I Never heard that before, you won't be paying anything it's only when you leave that they have an airport tax. Don't forget to buy plenty of chocolates it's a must.

You'll be more worried about finding your bags and then your family waiting on you outside and don't forget the extreme heat and humidity.


----------



## AppalachianBiker (10 mo ago)

I'm just bringing gifts and an engagement ring which can be in my pocket. Chocolate and two Barbie dolls for her granddaughter. Nothing I'm bringing will be for resale and I already know the cash limit I may bring.


----------



## KatanaDV20 (Mar 27, 2020)

This is something I need to think about as over the last two years I have built up quite the pile of stuff for the gf. Likely cant take it all as it will look like I'm opening up a store. 

At Iloilo passport control is right after you get off the airplane, you then head down to get your luggage. Right before the exit is a Customs desk. They were making everyone lift their suitcase up and open it for inspection. When my turn came she looked at me for a second and then just waved me through with a "Welcome to the Philippines". I hope she still works there lol.

The heat hits like a freight train once you are out of the air conditioned airport, as M.C.A said - be ready.


----------



## art1946 (Nov 30, 2017)

I have landed in Manila and Davao airports several times in the past. I never paid a tax entering.
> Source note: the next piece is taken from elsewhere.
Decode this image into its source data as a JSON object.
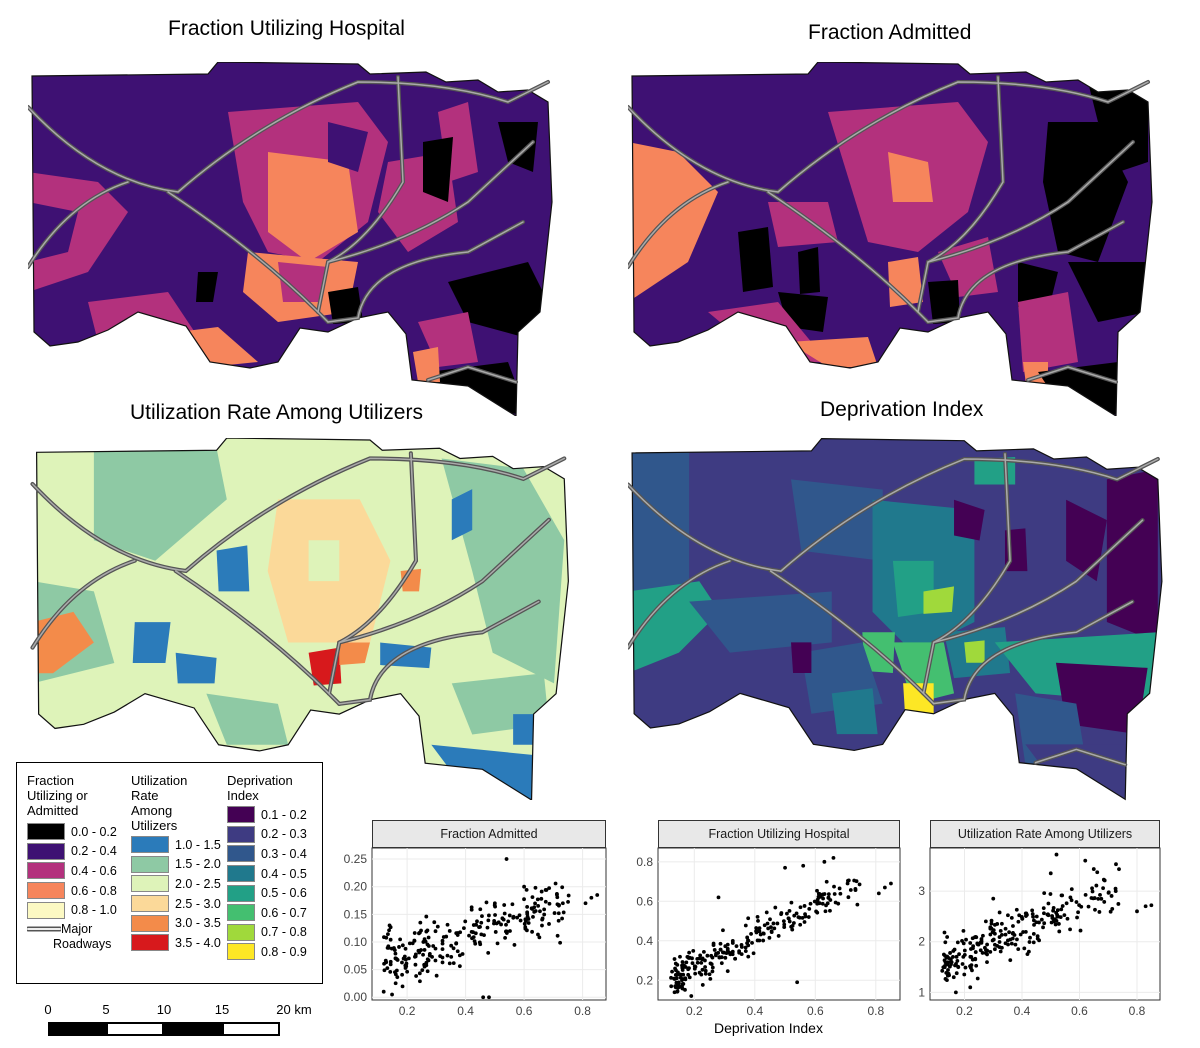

I have landed there probably 12 times and never lost anything. Leaving Manila, yes, I would pay the AirPort tax fee and get a receipt when leaving the Philippines.

art


----------



## AppalachianBiker (10 mo ago)

What's the cost to leave ?


----------



## M.C.A. (Feb 24, 2013)

AppalachianBiker said:


> What's the cost to leave ?


I don't know if this is up to date but it should be pretty close:

The airport terminal fee or “Philippine passenger service charge” (DPSC) is an airport tax/exit fee for passengers departing from airports in the Philippines. The terminal fee ranges from *P50 to P220 per person for domestic flights or P600 to P1,135 per person for international flights*.

Make sure to have both dollars and pesos.


----------



## AppalachianBiker (10 mo ago)

Thank you very much.


----------



## magsasaja (Jan 31, 2014)

AppalachianBiker said:


> What's the cost to leave ?





AppalachianBiker said:


> What's the cost to leave ?


Tourists no longer pay anything at the airport. 

You need not worry about the terminal fee if you are arriving in any airport to the Philippines, departing on a domestic flight, or departing on an international flight from Manila, Cebu, Davao, Iloilo or Kalibo. The terminal fee should already be included in the flight ticket price upon booking.

As of Jan 2, 2020, the terminal fee is paid at the airport ONLY for international flights departing from Clark and Puerto Princesa.


----------



## AppalachianBiker (10 mo ago)

Thank you for that information.


----------



## Gary D (Oct 28, 2013)

There are import duties but seldom applied unless you are pushing the envelop. I wouldn't flash the ring.


----------



## AppalachianBiker (10 mo ago)

Most definitely not.


----------



## AppalachianBiker (10 mo ago)

I'm a biker, not a flashy Americano. Always aware of my surroundings and courteous to the indigenous people in country. I know you folks are used to the opposite probably. I won't even make a small ripple on your pond.


----------